The internet of things is supposed to make life simpler. Networked sensors and devices monitor everything from the traffic on your daily commute to the quality of the air you breathe . . . and whether you left on the lights as you rushed out of the house.
Industry is looking hard at the new solutions, says Ramon T Llamas, research manager for wearables and mobile phones at International Data Corporation in Massachusetts. He says that initially such devices will provide a robust means for workers and employers to share urgent safety information.
He cites the example of SmartCap Technologies of Australia, which produces a “fatigue monitoring solution” to detect “microsleeps” in truck drivers and other operators of heavy machinery. The technology “monitors brain waves to make sure you aren’t falling asleep at the wheel and that your mental acuity is good enough that you’ll stay awake,” says Mr Llamas.

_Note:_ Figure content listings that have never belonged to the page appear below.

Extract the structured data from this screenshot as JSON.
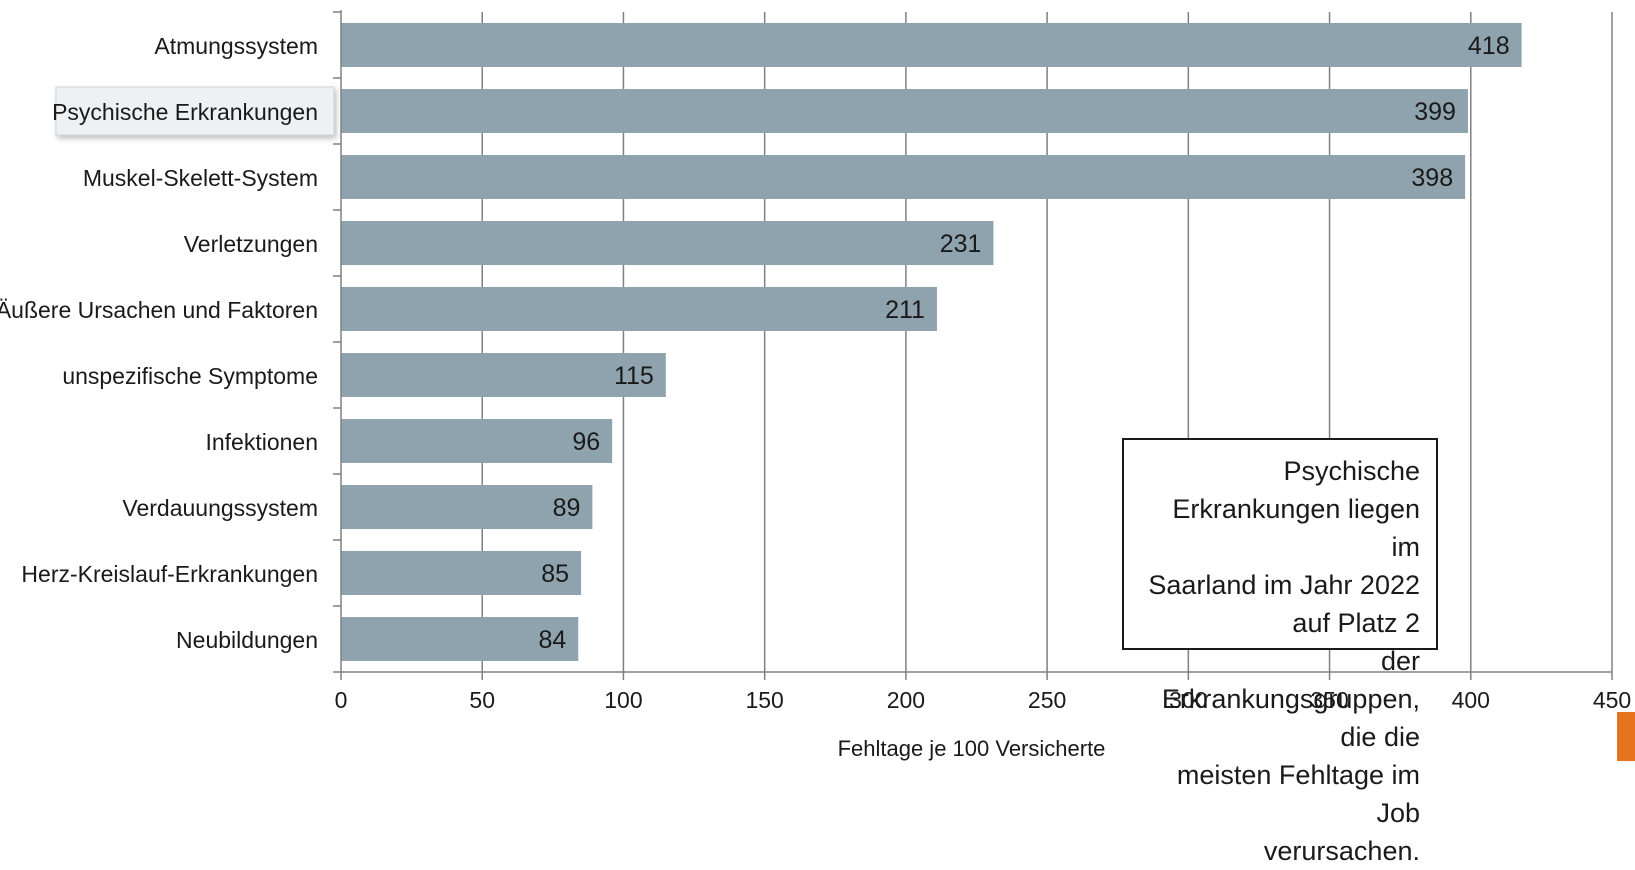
{
  "chart_data": {
    "type": "bar",
    "orientation": "horizontal",
    "categories": [
      "Atmungssystem",
      "Psychische Erkrankungen",
      "Muskel-Skelett-System",
      "Verletzungen",
      "Äußere Ursachen und Faktoren",
      "unspezifische Symptome",
      "Infektionen",
      "Verdauungssystem",
      "Herz-Kreislauf-Erkrankungen",
      "Neubildungen"
    ],
    "values": [
      418,
      399,
      398,
      231,
      211,
      115,
      96,
      89,
      85,
      84
    ],
    "highlight_category": "Psychische Erkrankungen",
    "xlabel": "Fehltage je 100 Versicherte",
    "ylabel": "",
    "xlim": [
      0,
      450
    ],
    "xticks": [
      0,
      50,
      100,
      150,
      200,
      250,
      300,
      350,
      400,
      450
    ],
    "grid": "vertical",
    "bar_color": "#8ea3ae",
    "grid_color": "#808080"
  },
  "annotation": {
    "lines": [
      "Psychische Erkrankungen liegen im",
      "Saarland im Jahr 2022 auf Platz 2",
      "der Erkrankungsgruppen, die die",
      "meisten Fehltage im Job",
      "verursachen."
    ]
  }
}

Golnar Pooya, managing director for IoT strategy at Accenture in San Francisco, is upbeat about worker safety being improved by IoT wearables. She sees the biggest demand in the mining, oil and gas, construction and transport sectors (particularly fleet management and aerospace) and some in manufacturing and plant operations.
Ms Pooya says hybrid solutions are measuring worker biometrics/stress, broadcasting safety-related data to employees from IoT devices, and warning workers about hazards. This in turn lowers insurance cost and corporate liability, as well as reducing numbers of accidents, “which is what grabs the attention of companies and helps justify the investment at the onset”, she says.

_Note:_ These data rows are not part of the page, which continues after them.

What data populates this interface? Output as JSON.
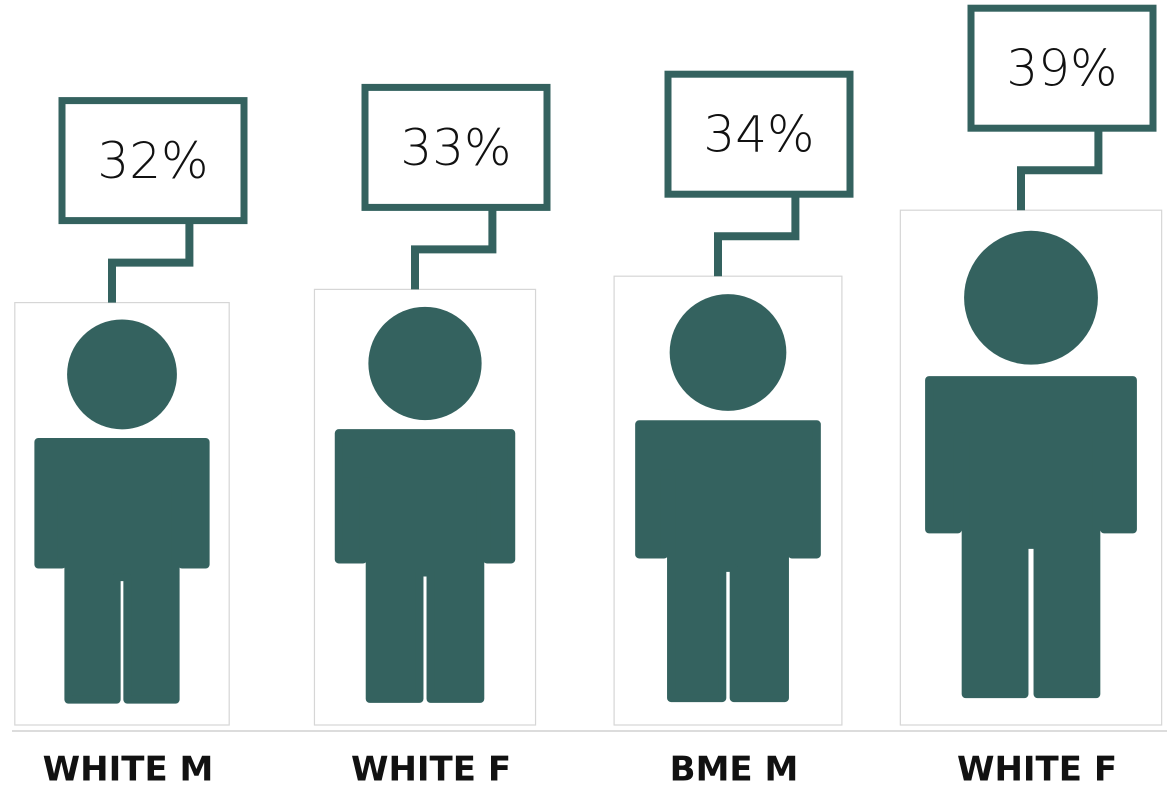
{
  "chart_data": {
    "type": "pictograph",
    "categories": [
      "WHITE M",
      "WHITE F",
      "BME M",
      "WHITE F"
    ],
    "values": [
      32,
      33,
      34,
      39
    ],
    "value_labels": [
      "32%",
      "33%",
      "34%",
      "39%"
    ],
    "color": "#34625f"
  }
}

Mr Llamas says the mining industry is especially interested in what could be achieved by connecting information about air quality (from IoT devices) and miners’ health (from wearable devices) to reduce risks and costs — and alert companies to potential trouble, for instance, if a miner suddenly dropped 30ft. He concedes, though, that it is early days and that, to date, many offerings were little more than “a personal panic button”.
“That’s the state of affairs right now,” says Mr Llamas. “You will see notifications about some kind of event happening but we are not at the point where a wearable will detect something and allow something else to happen as a result.”

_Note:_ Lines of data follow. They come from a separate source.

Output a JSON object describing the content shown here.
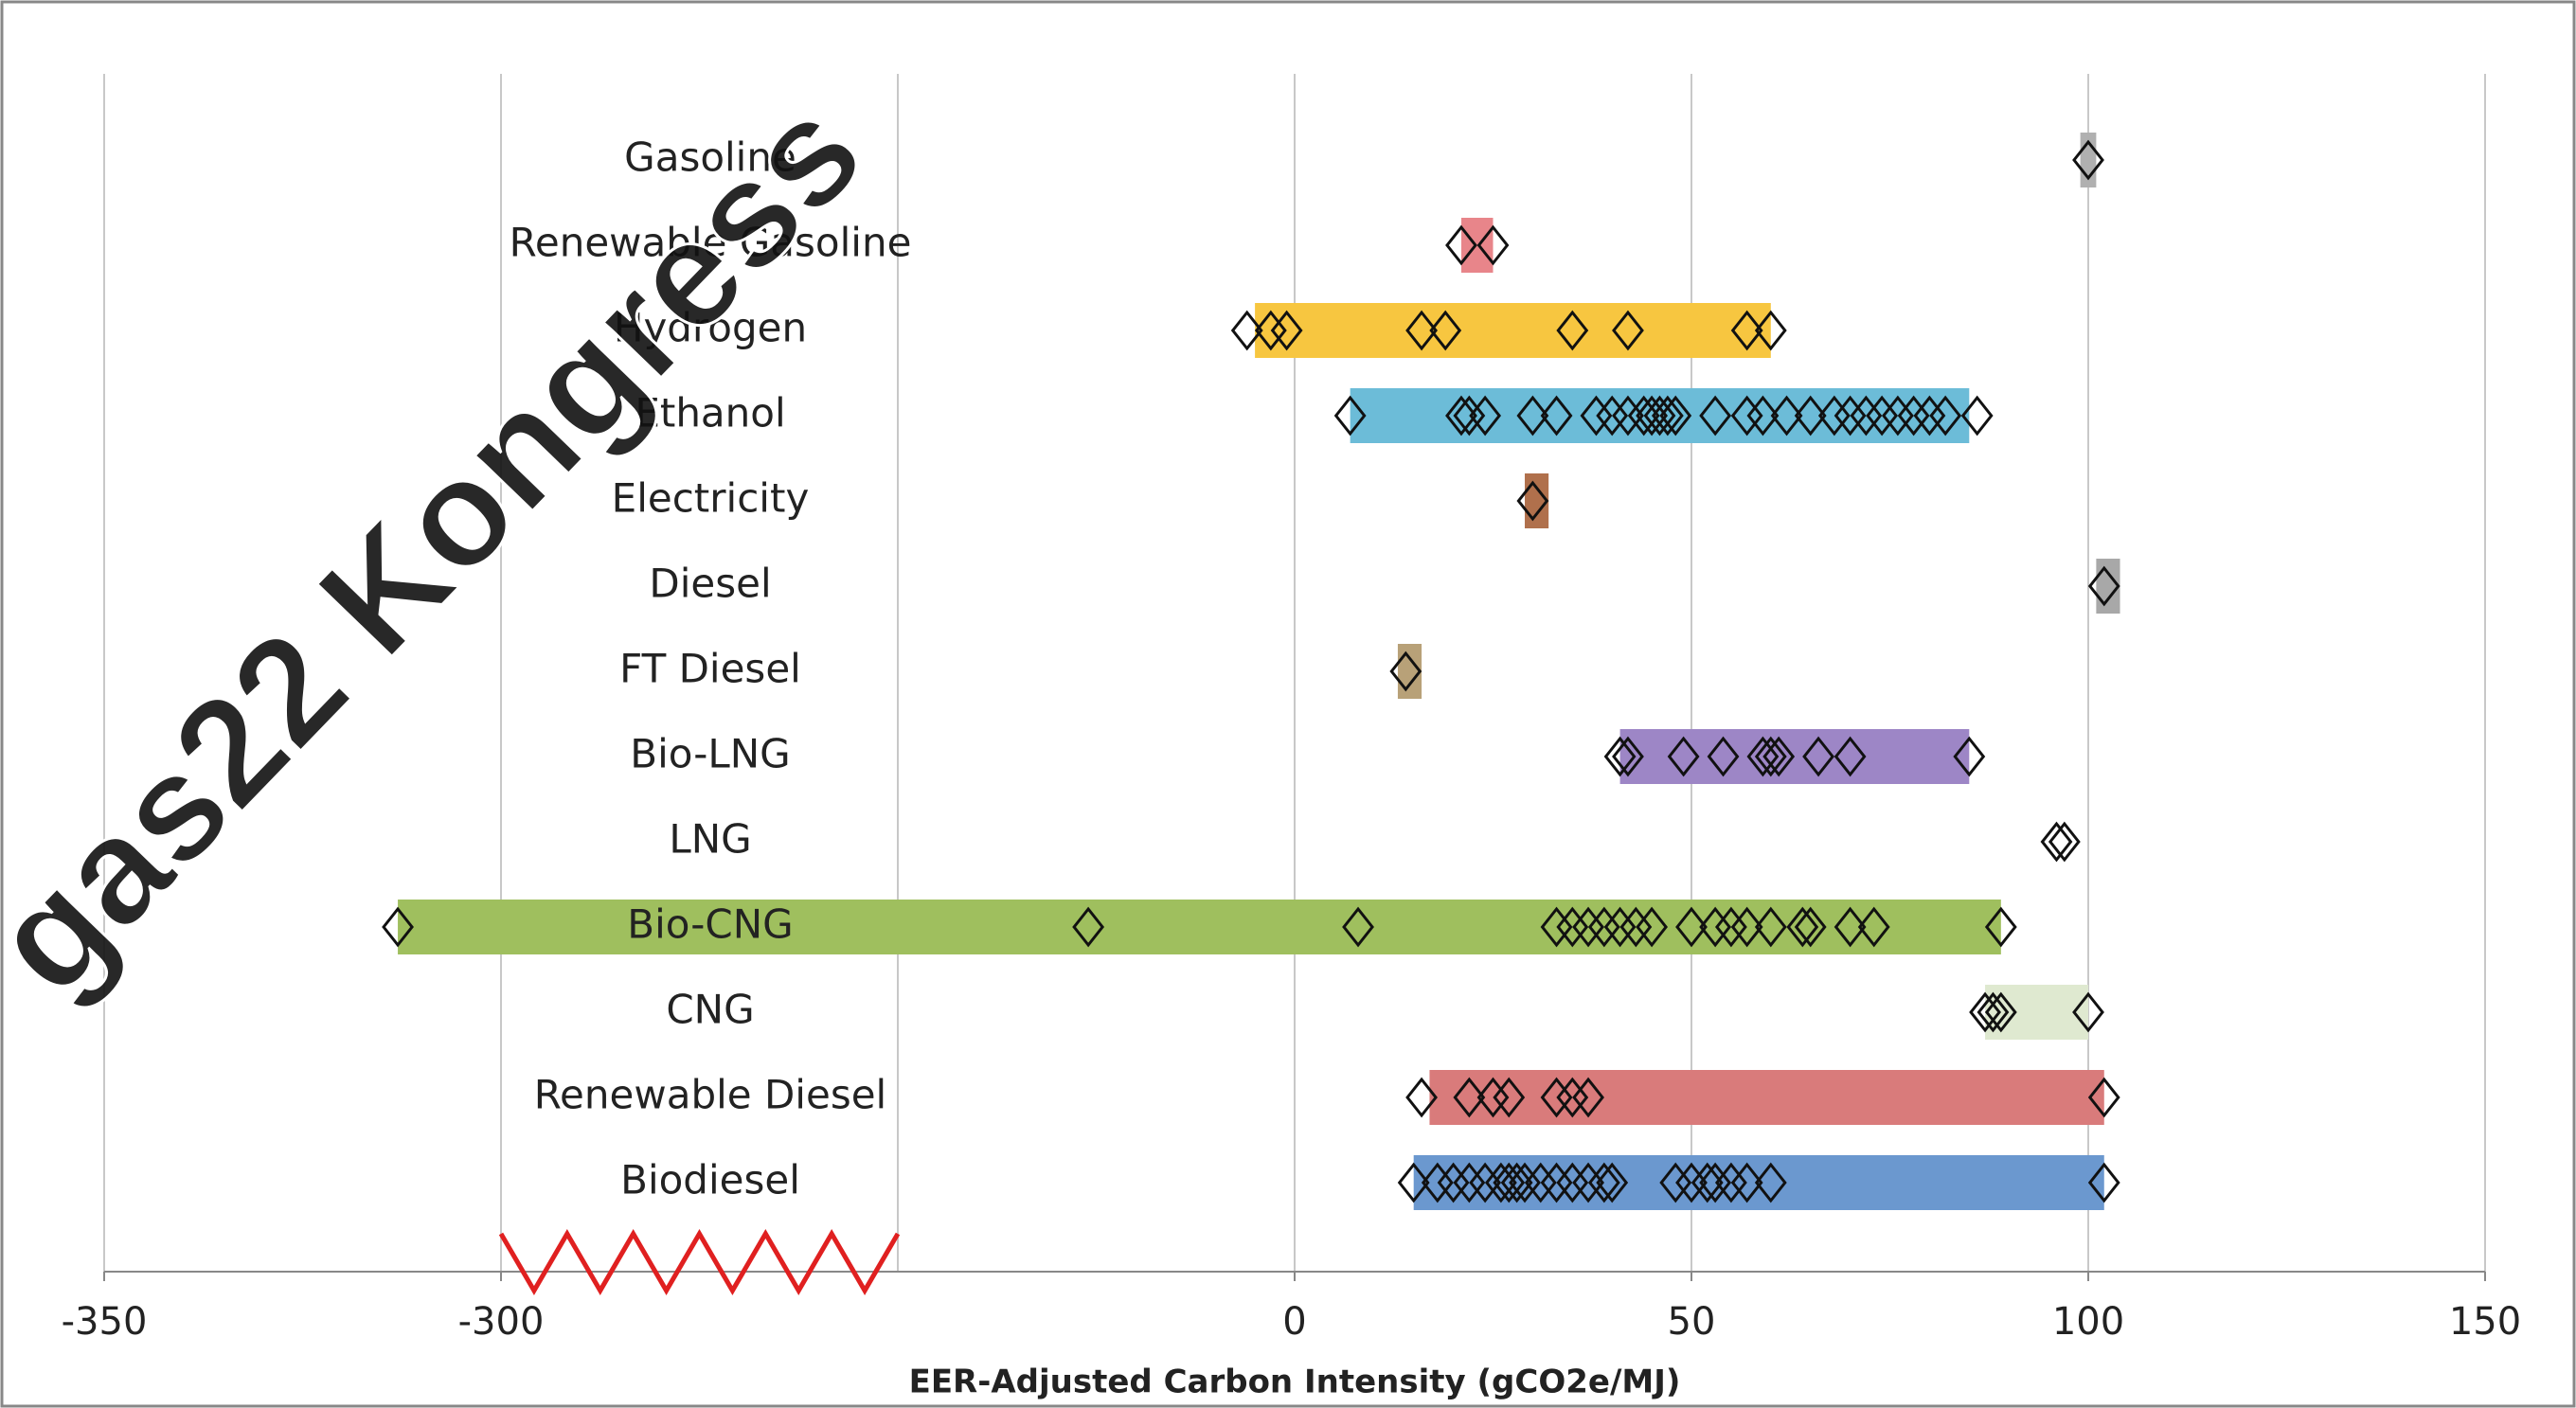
{
  "chart_data": {
    "type": "range",
    "x_label": "EER-Adjusted Carbon Intensity (gCO2e/MJ)",
    "watermark": "gas22 Kongress",
    "xlim": [
      -350,
      150
    ],
    "axis_break": [
      -300,
      -50
    ],
    "xticks": [
      -350,
      -300,
      0,
      50,
      100,
      150
    ],
    "grid": true,
    "categories": [
      "Gasoline",
      "Renewable Gasoline",
      "Hydrogen",
      "Ethanol",
      "Electricity",
      "Diesel",
      "FT Diesel",
      "Bio-LNG",
      "LNG",
      "Bio-CNG",
      "CNG",
      "Renewable Diesel",
      "Biodiesel"
    ],
    "bar_ranges": [
      [
        99,
        101
      ],
      [
        21,
        25
      ],
      [
        -5,
        60
      ],
      [
        7,
        85
      ],
      [
        29,
        32
      ],
      [
        101,
        104
      ],
      [
        13,
        16
      ],
      [
        41,
        85
      ],
      null,
      [
        -313,
        89
      ],
      [
        87,
        100
      ],
      [
        17,
        102
      ],
      [
        15,
        102
      ]
    ],
    "bar_colors": [
      "#b0b0b0",
      "#e8858a",
      "#f7c640",
      "#6cbcd8",
      "#b0704c",
      "#a8a8a8",
      "#b8a178",
      "#9d86c6",
      "#ffffff",
      "#9fbf5e",
      "#dfe9d0",
      "#d97b7b",
      "#6b98cf"
    ],
    "points": [
      [
        100
      ],
      [
        21,
        25
      ],
      [
        -6,
        -3,
        -1,
        16,
        19,
        35,
        42,
        57,
        60
      ],
      [
        7,
        21,
        22,
        24,
        30,
        33,
        38,
        40,
        42,
        44,
        45,
        46,
        47,
        48,
        53,
        57,
        59,
        62,
        65,
        68,
        70,
        72,
        74,
        76,
        78,
        80,
        82,
        86
      ],
      [
        30
      ],
      [
        102
      ],
      [
        14
      ],
      [
        41,
        42,
        49,
        54,
        59,
        60,
        61,
        66,
        70,
        85
      ],
      [
        96,
        97
      ],
      [
        -313,
        -26,
        8,
        33,
        35,
        37,
        39,
        41,
        43,
        45,
        50,
        53,
        55,
        57,
        60,
        64,
        65,
        70,
        73,
        89
      ],
      [
        87,
        88,
        89,
        100
      ],
      [
        16,
        22,
        25,
        27,
        33,
        35,
        37,
        102
      ],
      [
        15,
        18,
        20,
        22,
        24,
        26,
        27,
        28,
        29,
        31,
        33,
        35,
        37,
        39,
        40,
        48,
        50,
        52,
        53,
        55,
        57,
        60,
        102
      ]
    ]
  }
}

What would an IoT-connected wearable safety solution look like?
A single common implementation for industrial use has yet to appear and this has created unique opportunities for researchers.
A team at Massachusetts Institute of Technology (MIT) produced a prototype aimed at improving the safety of energy workers, which included a connected “safety jacket” and shoes.
In a paper in June, MIT researchers Guillermo Bernal, Sara Colombo, Mohammed Al Ai Baky and Federico Casalegno dubbed their system Safety++.
One of the MIT innovations is connected safety shoes with weight sensors in the soles. These vibrate if a worker lifts “a load . . . above the recommended weight” and continues until the sensor reads normal again.
How safe is my workforce?
Vandrico Solutions, a wearable/IoT company in Vancouver, Canada, has a “connected worker” system that monitors data such as individual miners’ exposure to CO2 or sulphur dioxide: the aim is to ensure they stay within safe exposure limits.
The company has also developed a “smart tagboard” to apply digital technology to knowing who is “tagged in” underground at any time, and ensuring no one is left underground in an emergency.
Vandrico has been working with the Deloitte consultancy and Cortex Designs of Toronto on a solution it calls “the connected mine”. This features a “smart helmet” that allows companies to see miners’ exact locations — and to send help in an emergency.